İlk baskısı Temmuz 1993’te yapılan Kenya’ya Yolculuk kitabı Gülten Dayıoğlu ve eşinin Kenya’da safari bölgesinde yaptıkları geziyi anlatmaktadır. Her ne kadar okul çağındaki çocukların anlayacağı bir üslupla kaleme alınmış olsa da yetişkinlerin de keyifle okuyabileceği bir kitap. Tabii o dönemler internet yokken, bilgiye ansiklopedilerden ulaşılabilirken yazarın her detayı güzelce açıklamış olması çok değerli bir kaynak meydana getirmiş. 2023 yılında her şey bir tık uzaktayken Dayıoğlu’nun aktardığı bazı detaylar garip geliyor. Mesela çitanın nasıl bir hayvan olduğunu tarif etmiş. Herhalde şimdilerde çitayı duymayan kalmamış olsa gerek.
Kitapta Kenya’ya dair genel bilgilerin yanı sıra Masailer hakkında da ilginç detaylar var. Yaşayışları, adetleri, korkuları ve benzeri gördüğü ve duyduğu şeyleri aktarmış yazar. Safarinin geçmişte silahlarla yapıldığı, günümüzde ise silahların fotoğraf makinelerine dönüştüğüne dair yaptığı benzetme hoşuma gitti. Safari bölgelerinin ise adeta korunmuş cennetler olduğu gerçeğini kitabın sonunda kendi ülkemize, hele ki İstanbul’a bağlayarak kurtarılmış güzelliklerin gelecekte olup olmayacağını sorması ise acı verici. 30 sene önce sorulmuş bu sorunun cevabını kim verebilir?

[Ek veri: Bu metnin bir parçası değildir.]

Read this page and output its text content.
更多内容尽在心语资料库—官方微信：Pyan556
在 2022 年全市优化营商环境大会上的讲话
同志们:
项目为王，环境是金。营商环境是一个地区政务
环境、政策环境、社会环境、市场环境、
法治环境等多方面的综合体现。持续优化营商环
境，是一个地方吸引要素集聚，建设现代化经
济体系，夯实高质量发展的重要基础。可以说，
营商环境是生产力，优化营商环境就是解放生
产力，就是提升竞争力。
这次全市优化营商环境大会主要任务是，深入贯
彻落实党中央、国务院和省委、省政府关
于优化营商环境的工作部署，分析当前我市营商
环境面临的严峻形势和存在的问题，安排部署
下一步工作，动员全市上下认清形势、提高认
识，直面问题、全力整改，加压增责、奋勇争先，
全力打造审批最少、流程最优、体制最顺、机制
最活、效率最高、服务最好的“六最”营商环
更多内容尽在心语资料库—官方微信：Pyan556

“Acaba diyorum kendi kendime, yeni kuşaklara eski İstanbul’dan örnek gösterebileceğimiz bir köşe kaldı mı? Yani, Kenya’daki safari alanları gibi kurtarılmış güzellikler var mı İstanbul’umuzda?”
KENYA’YA YOLCULUK
Yazar: Gülten Dayıoğlu
Yayınevi: Yapı Kredi Yayınları
Web Sitesi: yapikrediyayinlari.com.tr
Arka Kapak Metni
“Kenya, Orta Afrika’nın doğusunda, vahşi hayvanların kol gezdiği, dünyaca ünlü bir av beldesi. Geçmişte, Avrupa, Amerika ve İngiltere’den zenginler, soylular, buraya safari yapmaya gelirlermiş. Türlü silahlar kuşanıp toplu halde ormanlara, savanlara dalar, vahşi hayvanları trak trak vurup devirirlermiş. Şimdilerde, safari artık silahla yapılmıyor. Turistler, toplu halde minibüslerle ava çıkıyor. Vahşi hayvanlar silahla değil, fotoğraf makineleriyle avlanıyor.”